Стас говорил первое, что приходило в голову, нимало не заботясь реакцией Катерины. А та точно и не заметила подначки, объяснила учительским голосом, будто обращалась к неразумному ребенку:
– Это присяга на верность Рейху. Необязательная, но я не видела ни одного из наших, кто бы отказался.
После Финляндии она вернулась в Нарву и прожила несколько месяцев на нелегальном положении, а в начале июня сорок первого получила приказ ехать в Москву под убедительным предлогом – на помощь престарелой родственнице. Настоящей, кстати, но впавшей к тому времени в глубокий маразм, да еще и умершей удачно, за неделю до начала войны. Пока хлопоты, пока слезы и похороны, и вот наступил черный день для всей страны, 22 июня сорок первого. А еще через две недели в Эстонию вошли долгожданные освободители под знаменами со свастикой, и Катерине поневоле пришлось остаться в Москве на самых законных и не вызывающих ни малейшего подозрения основаниях. Так в столице оказался еще один «законсервированный» по абверовской классификации агент военного времени, запрещенный к использованию в любых операциях до особого приказа. Ей оставалось только ждать.

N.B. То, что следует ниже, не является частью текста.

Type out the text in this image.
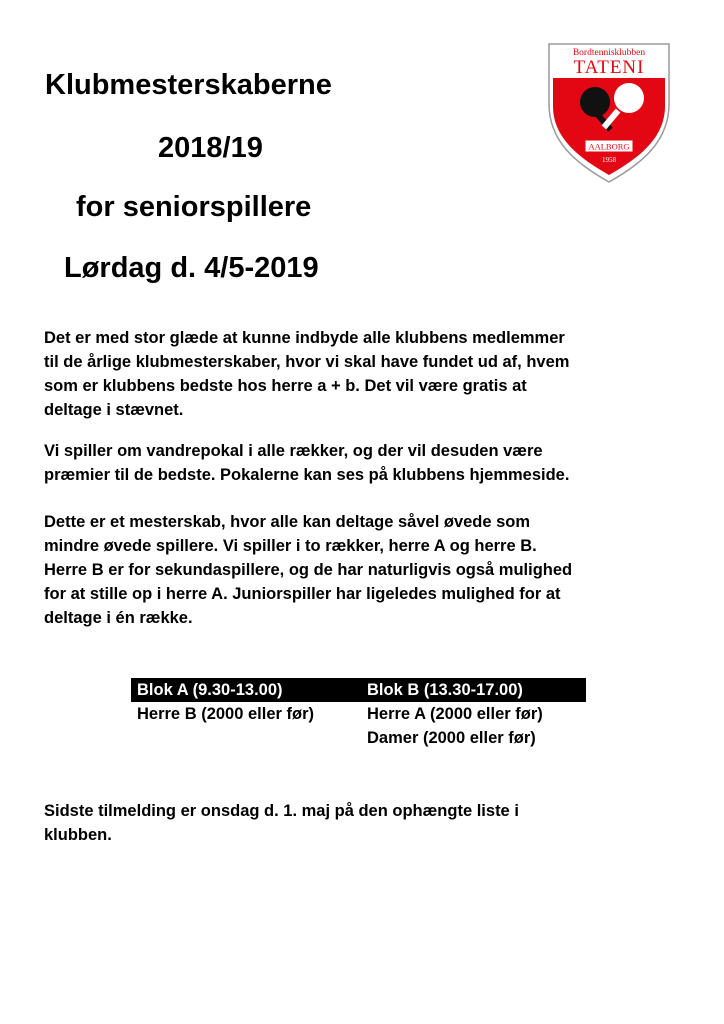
Klubmesterskaberne
2018/19
for seniorspillere
Lørdag d. 4/5-2019
Bordtennisklubben
TATENI
AALBORG
1958

Det er med stor glæde at kunne indbyde alle klubbens medlemmer

til de årlige klubmesterskaber, hvor vi skal have fundet ud af, hvem

som er klubbens bedste hos herre a + b. Det vil være gratis at

deltage i stævnet.

Vi spiller om vandrepokal i alle rækker, og der vil desuden være

præmier til de bedste. Pokalerne kan ses på klubbens hjemmeside.

Dette er et mesterskab, hvor alle kan deltage såvel øvede som

mindre øvede spillere. Vi spiller i to rækker, herre A og herre B.

Herre B er for sekundaspillere, og de har naturligvis også mulighed

for at stille op i herre A. Juniorspiller har ligeledes mulighed for at

deltage i én række.

Blok A (9.30-13.00)	Blok B (13.30-17.00)
Herre B (2000 eller før)	Herre A (2000 eller før)
	Damer (2000 eller før)

Sidste tilmelding er onsdag d. 1. maj på den ophængte liste i

klubben.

– А за несколько дней до начала войны я узнала, что мою мать и сестру депортировали в Сибирь. Но я должна была оставаться здесь и не могла им помочь. И знаю, что больше никогда их не увижу. Вы заплатите мне за это.
Дальше шли молча, пересекли бульвар и оказались на другой его стороне, впереди за деревьями показалась площадь, по которой со звоном катил полупустой трамвай.
«А ты чего хотела? – подумал Стас. – Выселяли-то не простых работяг и колхозников, а бывших: помещиков, чиновников, полицаев, жандармов, уголовников и прочих, подозреваемых в шпионаже в пользу Германии. А также членов их семей. Хотела, с абверовцами спутавшись, чистенькой остаться? И рыбку съесть, и чешуей не подавиться? В Сибирь… А что, по-твоему, с ними надо было сделать – в Москву привезти и особняк отобранный вернуть? На войне, как на войне, голубушка, можно подумать, что мать твоя не знала, откуда у дочки деньги и чем ты в Финляндии полгода занималась, явно, не коров доить училась. Так что мать и сестра – это твой грех, дорогая, только твой, и тебе за него отвечать, а не товарищу Сталину».